Высокие деревья, покрытые красными листьями, желтыми цветами и гроздьями черных ягод, нависали над водой. Местами речка была широкой и мелкой, но кое-где она образовывала глубокие маленькие водоемы, пенящиеся у краев и усеянные дрожащими пузырьками. Эти-то водоемы и были излюбленным местом белых уток, которые плавали и кормились вдоль поросших водорослями берегов.
Выпятив свои ослепительно белые грудки, они плавали все взад и вперед, а под ними плавали вниз головой другие утки с такими же ослепительно белыми грудками и желтыми клювами.
– Вот она, наша ирландская флотилия, – сказал Пэт. – Посмотрите только на старого адмирала: шея у него зеленая, а на хвосте – флагшток.
Вытащив из кармана горсть зерна, Пэт двинулся к птичнику. Он шел неторопливо, надвинув на глаза соломенную шляпу с продавленной тульей.
– Уть! Уть-уть-уть-уть-уть, – звал Пэт.
– Кря! Кря-кря-кря-кря, – отвечали утки, подплывая к берегу. Хлопая крыльями и карабкаясь вверх, они потянулись за ним длинной, покачивающейся из стороны в сторону вереницей. Он манил их, делая вид, что бросает зерно, потряхивая им в руке, и звал до тех пор, пока они не окружили его белым кольцом.
Заслышав издали громкое кряканье, другие птицы тоже сбежались со всех сторон; вытянув шеи, распустив крылья, по-птичьему смешно ставя внутрь лапы, они мчались по лужайке, бранясь на ходу.
Тогда Пэт рассыпал зерно, и жадные утки стали хватать его. Быстро наклонившись, Пэт схватил двух уток, зажал их под мышками и широкими шагами пошел к детям. При виде дергающихся из стороны в сторону голов и круглых глаз дети испугались – все, кроме Пипа.
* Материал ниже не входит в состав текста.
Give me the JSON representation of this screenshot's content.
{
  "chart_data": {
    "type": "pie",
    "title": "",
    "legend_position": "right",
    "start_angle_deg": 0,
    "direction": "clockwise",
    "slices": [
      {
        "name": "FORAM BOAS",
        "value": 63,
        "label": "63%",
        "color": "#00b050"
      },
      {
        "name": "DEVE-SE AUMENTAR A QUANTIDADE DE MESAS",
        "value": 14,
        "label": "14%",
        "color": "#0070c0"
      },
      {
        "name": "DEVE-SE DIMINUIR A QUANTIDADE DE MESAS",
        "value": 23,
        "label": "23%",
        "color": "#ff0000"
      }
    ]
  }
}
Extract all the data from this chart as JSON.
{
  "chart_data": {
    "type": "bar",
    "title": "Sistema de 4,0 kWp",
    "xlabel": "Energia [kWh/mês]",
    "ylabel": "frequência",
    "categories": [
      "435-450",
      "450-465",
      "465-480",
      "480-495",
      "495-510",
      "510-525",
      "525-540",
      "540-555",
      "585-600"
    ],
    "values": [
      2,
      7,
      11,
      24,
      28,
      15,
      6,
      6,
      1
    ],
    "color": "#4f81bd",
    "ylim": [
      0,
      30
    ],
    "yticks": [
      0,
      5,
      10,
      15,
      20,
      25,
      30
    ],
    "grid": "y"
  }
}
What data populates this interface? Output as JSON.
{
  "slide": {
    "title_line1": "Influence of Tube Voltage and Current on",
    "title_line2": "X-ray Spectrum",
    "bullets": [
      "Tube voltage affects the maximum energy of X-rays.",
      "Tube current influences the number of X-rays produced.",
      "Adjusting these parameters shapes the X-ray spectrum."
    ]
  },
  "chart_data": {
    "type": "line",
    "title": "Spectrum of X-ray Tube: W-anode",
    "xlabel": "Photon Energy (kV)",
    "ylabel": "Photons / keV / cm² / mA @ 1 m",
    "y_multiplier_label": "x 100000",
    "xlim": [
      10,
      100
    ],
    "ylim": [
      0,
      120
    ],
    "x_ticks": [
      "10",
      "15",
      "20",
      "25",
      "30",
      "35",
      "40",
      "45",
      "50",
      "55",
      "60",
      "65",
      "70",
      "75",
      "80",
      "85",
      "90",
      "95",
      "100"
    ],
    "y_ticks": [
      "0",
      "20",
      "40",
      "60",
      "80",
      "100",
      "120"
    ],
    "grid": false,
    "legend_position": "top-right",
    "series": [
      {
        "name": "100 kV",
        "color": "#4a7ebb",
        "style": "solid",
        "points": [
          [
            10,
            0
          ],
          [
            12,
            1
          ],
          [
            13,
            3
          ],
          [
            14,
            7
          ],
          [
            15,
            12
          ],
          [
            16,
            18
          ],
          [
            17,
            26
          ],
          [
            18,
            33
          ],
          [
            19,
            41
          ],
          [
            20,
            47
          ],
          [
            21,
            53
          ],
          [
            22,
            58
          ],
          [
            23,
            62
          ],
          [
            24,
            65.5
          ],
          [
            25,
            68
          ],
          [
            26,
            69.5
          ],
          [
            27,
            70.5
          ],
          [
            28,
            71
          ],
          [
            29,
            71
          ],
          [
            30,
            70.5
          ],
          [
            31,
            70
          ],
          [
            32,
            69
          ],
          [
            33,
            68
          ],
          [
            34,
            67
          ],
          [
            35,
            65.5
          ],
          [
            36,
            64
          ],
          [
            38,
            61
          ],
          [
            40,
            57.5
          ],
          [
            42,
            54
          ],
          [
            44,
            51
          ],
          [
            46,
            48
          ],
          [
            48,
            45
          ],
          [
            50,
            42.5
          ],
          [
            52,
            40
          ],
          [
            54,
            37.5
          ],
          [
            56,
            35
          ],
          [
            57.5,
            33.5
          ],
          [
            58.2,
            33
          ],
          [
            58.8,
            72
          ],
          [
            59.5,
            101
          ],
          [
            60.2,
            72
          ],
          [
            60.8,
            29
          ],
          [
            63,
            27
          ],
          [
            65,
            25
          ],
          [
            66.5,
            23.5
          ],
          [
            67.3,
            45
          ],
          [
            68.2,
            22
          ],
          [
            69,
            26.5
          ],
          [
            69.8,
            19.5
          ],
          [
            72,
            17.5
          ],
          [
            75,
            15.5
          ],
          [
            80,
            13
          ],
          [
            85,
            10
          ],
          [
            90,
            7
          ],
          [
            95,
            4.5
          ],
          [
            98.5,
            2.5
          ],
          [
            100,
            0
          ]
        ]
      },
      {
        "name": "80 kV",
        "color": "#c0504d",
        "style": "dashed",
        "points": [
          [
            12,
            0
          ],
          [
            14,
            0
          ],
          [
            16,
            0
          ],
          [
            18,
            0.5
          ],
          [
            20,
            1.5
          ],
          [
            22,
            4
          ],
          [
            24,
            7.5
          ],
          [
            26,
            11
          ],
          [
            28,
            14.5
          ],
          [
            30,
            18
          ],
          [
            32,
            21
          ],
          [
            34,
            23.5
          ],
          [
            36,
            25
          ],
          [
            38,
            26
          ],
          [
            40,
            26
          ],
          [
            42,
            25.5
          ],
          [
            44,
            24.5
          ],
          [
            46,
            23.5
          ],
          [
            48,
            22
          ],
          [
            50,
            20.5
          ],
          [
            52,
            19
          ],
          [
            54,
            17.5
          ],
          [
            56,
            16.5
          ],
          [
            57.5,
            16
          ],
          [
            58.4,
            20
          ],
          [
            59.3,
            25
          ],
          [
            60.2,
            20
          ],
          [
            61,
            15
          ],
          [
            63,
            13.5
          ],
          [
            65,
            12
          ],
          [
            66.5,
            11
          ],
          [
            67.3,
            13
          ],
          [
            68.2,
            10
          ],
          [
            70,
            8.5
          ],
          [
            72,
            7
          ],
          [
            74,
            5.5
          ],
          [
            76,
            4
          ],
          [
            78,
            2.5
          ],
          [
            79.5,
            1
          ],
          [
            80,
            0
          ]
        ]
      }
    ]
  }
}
– Ну, ну, глупыши, – закричал он, – они же не могут укусить! Зубов-то у них нет. У них есть только вот эти две дырочки в клюве, чтобы дышать.
– Хочешь подержать утку, пока я кончу с другой? – спросил Пэт.
Пип выпустил Снукера.
– Я? Я? Давайте ее сюда. Пусть барахтается сколько хочет. Я не боюсь.
Он даже застонал от удовольствия, когда Пэт положил ему на ладони мягкий белый комок.
У дверей птичника стояла старая деревянная колода. Схватив утку за ноги, Пэт бросил ее плашмя на колоду, и почти в то же мгновение топорик опустился и голова утки отлетела в сторону. Кровь струей хлынула на белые перья и на руки Пэта.
Когда дети увидели кровь, они перестали бояться. Они столпились около Пэта и завизжали. Даже Изабел прыгала и кричала: «Кровь! Кровь!» Пип совсем забыл о своей утке. Он просто швырнул ее в сторону и с криками «Я видел! Видел!» стал носиться вокруг деревянной колоды.
Регз, белый как бумага, подбежал к утиной головке, вытянул палец, словно хотел потрогать ее, отпрянул назад и затем снова вытянул палец. Он весь дрожал.
Даже Лотти, испуганная маленькая Лотти, начала смеяться и, указывая на утку, кричала: «Смотри, Кези! Смотри!»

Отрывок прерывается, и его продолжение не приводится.